For pre-existing furniture, consider taking the do-it-yourself route for pieces in need of refreshment.

“If it’s a wicker or a wood, it can get a fresh coat of paint or stain,” said Heidi Richter, stylist on HGTV’s “Decked Out” and “Disaster Decks.”

Updating cushions in weather-resistant materials is another cost-effective method to dress up the backyard, she added. And prepare for a furniture flashback with many retro-inspired fabrics — and even the pieces themselves — channelling the past.

“People are picking up old vintage pieces and maybe painting them in a really nice, bright poppy colour,” said Richter, owner of Toronto design and project management company HR Design Inc.

“You’re not doing all of your furniture — it’s just one accent piece. So you’re not married to it if you decide you like a different colour the next year.”

2.Made in the shade. While some may choose to go light and bright with outdoor furniture, Bockner suggested selecting darker hues for overhead canopies to help mask the dirt and residue from the outdoors.

Larger cantilevered umbrellas also offer the benefit of protection without poles “interrupting your space,” Bockner noted.

Injecting some added green with plants and foliage can lend some visual warmth as well as some added privacy. “If you’re in a smaller backyard and not worried about the trees so much, vertical planting is something that’s really nice,” said Richter.

When opting to bring in potted plants rather than flexing your green thumb and digging in the dirt, Richter said it’s important to be mindful of maintenance and sustenance when the weather cools.

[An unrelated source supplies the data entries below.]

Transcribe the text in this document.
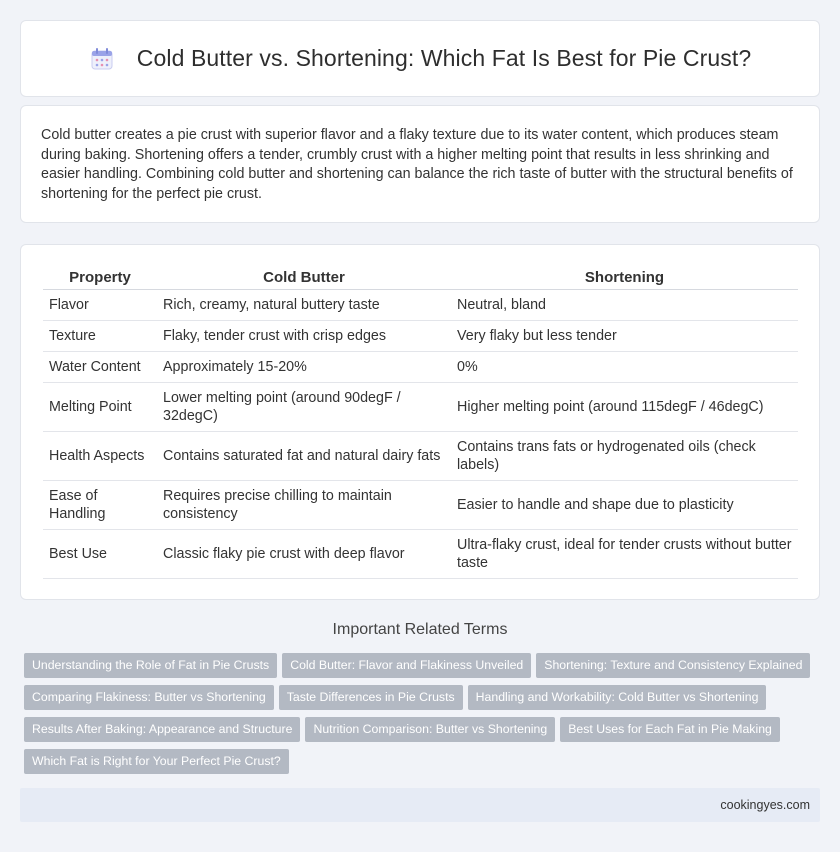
Cold Butter vs. Shortening: Which Fat Is Best for Pie Crust?

Cold butter creates a pie crust with superior flavor and a flaky texture due to its water content, which produces steam during baking. Shortening offers a tender, crumbly crust with a higher melting point that results in less shrinking and easier handling. Combining cold butter and shortening can balance the rich taste of butter with the structural benefits of shortening for the perfect pie crust.

Property	Cold Butter	Shortening
Flavor	Rich, creamy, natural buttery taste	Neutral, bland
Texture	Flaky, tender crust with crisp edges	Very flaky but less tender
Water Content	Approximately 15-20%	0%
Melting Point	Lower melting point (around 90degF / 32degC)	Higher melting point (around 115degF / 46degC)
Health Aspects	Contains saturated fat and natural dairy fats	Contains trans fats or hydrogenated oils (check labels)
Ease of Handling	Requires precise chilling to maintain consistency	Easier to handle and shape due to plasticity
Best Use	Classic flaky pie crust with deep flavor	Ultra-flaky crust, ideal for tender crusts without butter taste
Important Related Terms
Understanding the Role of Fat in Pie Crusts Cold Butter: Flavor and Flakiness Unveiled Shortening: Texture and Consistency Explained
Comparing Flakiness: Butter vs Shortening Taste Differences in Pie Crusts Handling and Workability: Cold Butter vs Shortening
Results After Baking: Appearance and Structure Nutrition Comparison: Butter vs Shortening Best Uses for Each Fat in Pie Making
Which Fat is Right for Your Perfect Pie Crust?
cookingyes.com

“If it’s something to stay outdoors all year, you need to ensure it’s hearty enough to do that, and use an insulated plant pot where the roots won’t freeze in winter.”

3. Space savers. It’s not just sofa beds and convertible tables: multipurpose furniture items which have been space-saving staples in interiors are being tailored for the outdoors.

“I absolutely love multifunctional pieces,” said Bockner, who carries items like tables which double as storage chests.

“When someone has a small space and a piece that functions for them in two different ways, it really allows them to use their space to the fullest.”

Bockner said they’ve also scaled down the size of pieces being showcased, creating lounge sets suitable for porches or condo terraces with benches that tuck underneath dining tables.

Day beds are another cosy addition for a porch or a small space. Larger variations can double as a chaise, lounge or hangout area for families to enjoy, he noted.

For individuals considering new furniture, Bockner recommended opting for deep seating rather than dining sets when adding pieces.

“I find that anybody who has a lounge set and a dining set, they spend 80 to 90 per cent of the time in that lounge set. I’ve been over at peoples’ homes where they’re like: “Let’s take the barbecue over to the lounge; let’s do it more casually.

“Adding deep seating, adding comfortable furniture in your outdoor space will extend the time that you use it,” he added. “It’ll extend the opportunities to entertain and it will extend the opportunities to spend down time with family.”

4. Shine on. There are many ways to keep your outdoor oasis illuminated well past sunset, and there’s no need to settle on a sole source to brighten up your surroundings.

Richter said “layering the light” can help add depth and dimension to the space. If you bring in low-voltage LEDs on the stairs to the deck, consider also incorporating candlelight and lanterns, and perhaps some sconces flanking the door.

“It just adds a great ambience. Then you can adjust as the mood suits,” she said.

“If you’re entertaining and it’s fun and it’s a lively party, you can even string up paper lanterns to add a little warmth and fun. But if it’s just you and your hubby having a romantic evening, just go with the candles or the fire pit.”

Tabletop ethanol fireplaces not only look beautiful but can add a touch of warmth on cooler nights, Bockner noted.

“They give you about five or six degrees. That might extend the time you can use your space by maybe three to four weeks on the end of each season.”